THE PEOPLE OF THE STATE OF ILLINOIS, PLAINTIFF-APPELLEE,

v.

LAWRENCE CHATMAN, DEFENDANT-APPELLANT.



APPEAL from the Circuit Court of Cook County; the Hon. SIDNEY A. JONES, Judge, presiding.

MR. JUSTICE JOHNSON DELIVERED THE OPINION OF THE COURT:

After a bench trial, Lawrence Chatman was convicted of murder and sentenced to 14 to 15 years in the penitentiary. Chatman's appeal was dismissed for want of prosecution and was ordered reinstated by the Illinois Supreme Court September 13, 1974. He raises three issues on appeal: (1) whether the defendant was proved guilty of murder beyond a reasonable doubt, where he is convicted solely upon identification evidence tainted as the result of a suggestive and prejudicial one-man showup, or where the eyewitness did not have an adequate view of the assailant at the time of the offense upon which to base his identification of the defendant, and gave a description of the offender which in no way resembles the defendant; (2) whether the court erred in convicting the defendant of murder when the State failed to prove by either testimonial or documentary evidence that the alleged acts of the defendant caused the death of the victim; and (3) whether the defendant was proved guilty of murder beyond a reasonable doubt where the trial judge referred to matters outside the record in finding the defendant guilty and indicated that he was uneasy in making his finding of guilt.

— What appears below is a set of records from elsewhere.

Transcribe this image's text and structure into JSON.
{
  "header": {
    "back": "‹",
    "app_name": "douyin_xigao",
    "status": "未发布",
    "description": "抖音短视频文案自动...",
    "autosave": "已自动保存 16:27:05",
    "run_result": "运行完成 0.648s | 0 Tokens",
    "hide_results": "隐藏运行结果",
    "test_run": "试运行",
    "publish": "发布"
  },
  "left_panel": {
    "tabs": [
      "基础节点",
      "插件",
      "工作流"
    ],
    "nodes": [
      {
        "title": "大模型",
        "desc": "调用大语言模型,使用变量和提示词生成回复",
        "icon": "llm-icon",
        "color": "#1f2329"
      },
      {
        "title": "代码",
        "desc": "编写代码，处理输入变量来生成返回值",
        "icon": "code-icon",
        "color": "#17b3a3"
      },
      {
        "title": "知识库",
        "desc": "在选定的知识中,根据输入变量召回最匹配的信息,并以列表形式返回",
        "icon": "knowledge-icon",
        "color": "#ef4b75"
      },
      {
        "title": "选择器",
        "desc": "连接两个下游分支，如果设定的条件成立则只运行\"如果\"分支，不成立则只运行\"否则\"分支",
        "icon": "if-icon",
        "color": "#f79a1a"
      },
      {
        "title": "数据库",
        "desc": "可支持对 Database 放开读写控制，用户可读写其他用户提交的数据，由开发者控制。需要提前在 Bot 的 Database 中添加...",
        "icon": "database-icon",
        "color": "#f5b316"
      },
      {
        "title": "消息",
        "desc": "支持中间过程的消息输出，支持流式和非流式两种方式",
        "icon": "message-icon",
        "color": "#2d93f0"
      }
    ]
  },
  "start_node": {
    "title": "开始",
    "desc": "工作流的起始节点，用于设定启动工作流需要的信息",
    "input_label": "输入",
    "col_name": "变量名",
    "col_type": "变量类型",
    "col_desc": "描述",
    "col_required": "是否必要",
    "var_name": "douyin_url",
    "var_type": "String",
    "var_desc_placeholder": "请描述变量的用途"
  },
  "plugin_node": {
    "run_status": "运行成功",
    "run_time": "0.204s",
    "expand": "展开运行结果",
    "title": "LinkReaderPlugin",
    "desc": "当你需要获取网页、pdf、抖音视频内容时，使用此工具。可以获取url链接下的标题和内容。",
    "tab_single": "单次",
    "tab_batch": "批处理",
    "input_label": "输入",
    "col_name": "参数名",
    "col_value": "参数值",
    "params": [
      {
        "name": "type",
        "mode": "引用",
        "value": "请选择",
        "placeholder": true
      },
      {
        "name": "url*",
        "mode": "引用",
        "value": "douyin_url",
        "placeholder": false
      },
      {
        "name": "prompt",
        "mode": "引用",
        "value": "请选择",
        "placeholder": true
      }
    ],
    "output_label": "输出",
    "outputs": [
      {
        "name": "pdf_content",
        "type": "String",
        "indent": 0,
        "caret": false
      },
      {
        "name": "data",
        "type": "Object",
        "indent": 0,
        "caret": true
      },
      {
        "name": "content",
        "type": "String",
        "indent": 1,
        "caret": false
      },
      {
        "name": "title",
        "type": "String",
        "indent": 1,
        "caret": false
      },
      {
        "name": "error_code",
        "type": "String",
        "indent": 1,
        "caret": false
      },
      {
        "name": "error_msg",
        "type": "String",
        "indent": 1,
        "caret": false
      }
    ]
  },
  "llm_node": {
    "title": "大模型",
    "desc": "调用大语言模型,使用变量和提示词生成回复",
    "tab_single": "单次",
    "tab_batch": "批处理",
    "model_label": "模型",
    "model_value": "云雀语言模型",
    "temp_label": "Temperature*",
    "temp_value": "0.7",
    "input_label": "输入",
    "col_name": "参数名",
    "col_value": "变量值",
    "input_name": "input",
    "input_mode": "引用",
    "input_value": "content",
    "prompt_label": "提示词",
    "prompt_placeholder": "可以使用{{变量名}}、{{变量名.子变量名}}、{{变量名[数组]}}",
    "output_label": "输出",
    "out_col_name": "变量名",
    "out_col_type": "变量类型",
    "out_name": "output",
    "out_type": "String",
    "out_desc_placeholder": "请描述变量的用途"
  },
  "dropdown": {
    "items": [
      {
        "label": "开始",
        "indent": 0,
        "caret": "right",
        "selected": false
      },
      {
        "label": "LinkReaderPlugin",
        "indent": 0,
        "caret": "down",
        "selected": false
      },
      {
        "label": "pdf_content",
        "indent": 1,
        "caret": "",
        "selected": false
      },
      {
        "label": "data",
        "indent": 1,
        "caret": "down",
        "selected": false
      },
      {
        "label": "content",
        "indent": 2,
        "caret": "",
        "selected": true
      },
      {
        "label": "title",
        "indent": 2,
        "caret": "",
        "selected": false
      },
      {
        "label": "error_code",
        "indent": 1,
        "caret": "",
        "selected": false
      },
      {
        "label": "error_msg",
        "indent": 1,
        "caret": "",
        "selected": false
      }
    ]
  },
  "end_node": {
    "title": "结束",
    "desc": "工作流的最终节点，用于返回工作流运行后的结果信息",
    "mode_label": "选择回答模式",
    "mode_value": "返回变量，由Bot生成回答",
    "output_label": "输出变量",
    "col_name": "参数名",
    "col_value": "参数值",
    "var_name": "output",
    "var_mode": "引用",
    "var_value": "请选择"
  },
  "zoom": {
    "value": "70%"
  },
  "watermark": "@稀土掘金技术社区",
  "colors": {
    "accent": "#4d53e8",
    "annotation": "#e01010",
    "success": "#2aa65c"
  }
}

The State's first witness, Charles McCary, the half-brother of the deceased and a life-and-death witness, testified that Edwin Castine was alive and in good health prior to May 20, 1967, and was dead the next time McCary saw him.

The next witness, Johnny Hamblet, testified that on May 20, 1967, he left home and went to a pool hall on Garfield Boulevard in Chicago where he met Castine. Castine asked Hamblet to accompany him so the two men left the pool hall and walked down Garfield Boulevard to Prairie Avenue. They turned down Prairie, walked south to 55th Place, then turned and proceeded eastward on 55th Place. Just before they reached the "L" tracks, the witness testified that Castine told a man in front of them, "I'm not going all the way home with you," and crossed the street behind the man. When the two men reached the south side of 55th Place, the man in front of them who was identified by the witness as the defendant, turned around and the deceased told him, "Go on, pull your popgun," at which time the defendant reached into his jacket pocket, pulled a gun and shot Edwin Castine in the chest. Castine staggered across 55th Place and collapsed. As the defendant walked westbound on 55th Place, Hamblet viewed his profile from his vantage point on the north side of the street.

During cross-examination, Hamblet admitted that he was in custody. The State's Attorney stipulated to the fact that the witness was present under a body attachment issued by the court because of his failure to appear. The witness also admitted that he knew the case was pending and that he was wanted in court to testify.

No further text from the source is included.